Hi, i want to create a client-server application using sockets on .net platform and being new to networking programming and i have a dilemma. The client will send data to server often and also the server will notify clients often. What is the best way to design it? should the server keep a thread to communicate with each client until it quits or just the clients send data to the server and it update the clients regularly(few seconds) or none of those? Some help would be great. Thanks guys. PS: The number of clients will reach thousands.
The way I did it back when I was writing a web server for a project was you have your main thread on the server that listens for new requests. Once a request comes in spawn a new thread and respond to the client from a different port. You keep that 2nd thread alive as long as your client/server are communicating. How long this is depends on many things. Will you have hundreds or thousands of clients? If so you should close the threads/ports often. But if you just have a couple clients keep them open longer.

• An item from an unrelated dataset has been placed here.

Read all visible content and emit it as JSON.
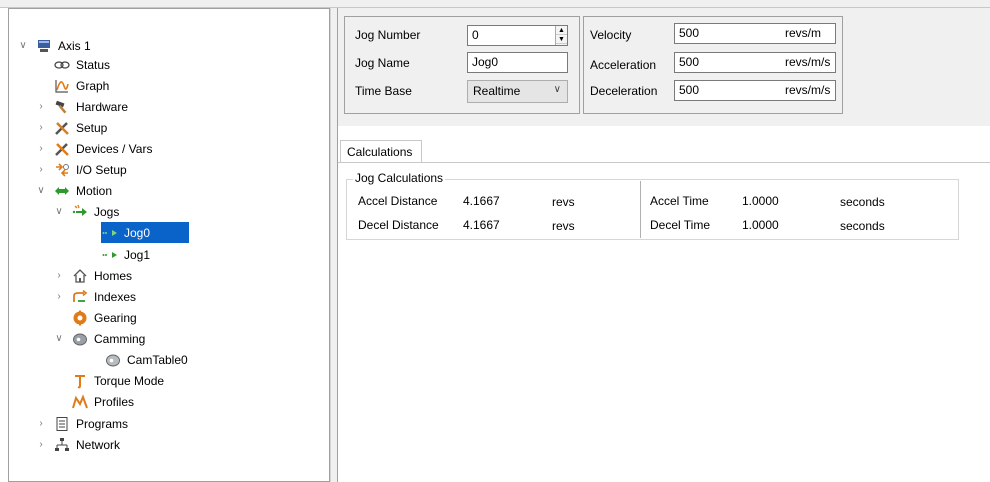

I'm assuming the data sent to the clients is different for each client. If its the identical data then you should use UDP to broadcast that to all clients at once.
The .net solution for the kind of design you're describing is called Windows Communication Foundation, or WCF for short.
WCF allows for asynchronous callbacks, which would be one way of implementing the type of architecture you describe. I did most of my learning about WCF with the book Learning WCF, by Michele Bustamante. WCF is very extensive and I would recommend against shooting from the hip without a good reference.
That would depend. Does your application depend on the input as it comes in, can it be reduced to chunks of code, can it handle it in any order, ..., lots of things yet unknown about your situation.
Async sockets have merit, but aren't for all types of applications.
Blocking sockets also have merit, are simpler to conceptualize and implement, and have many application uses.
You need to first identify your need, that will dictate how you implement things going forward.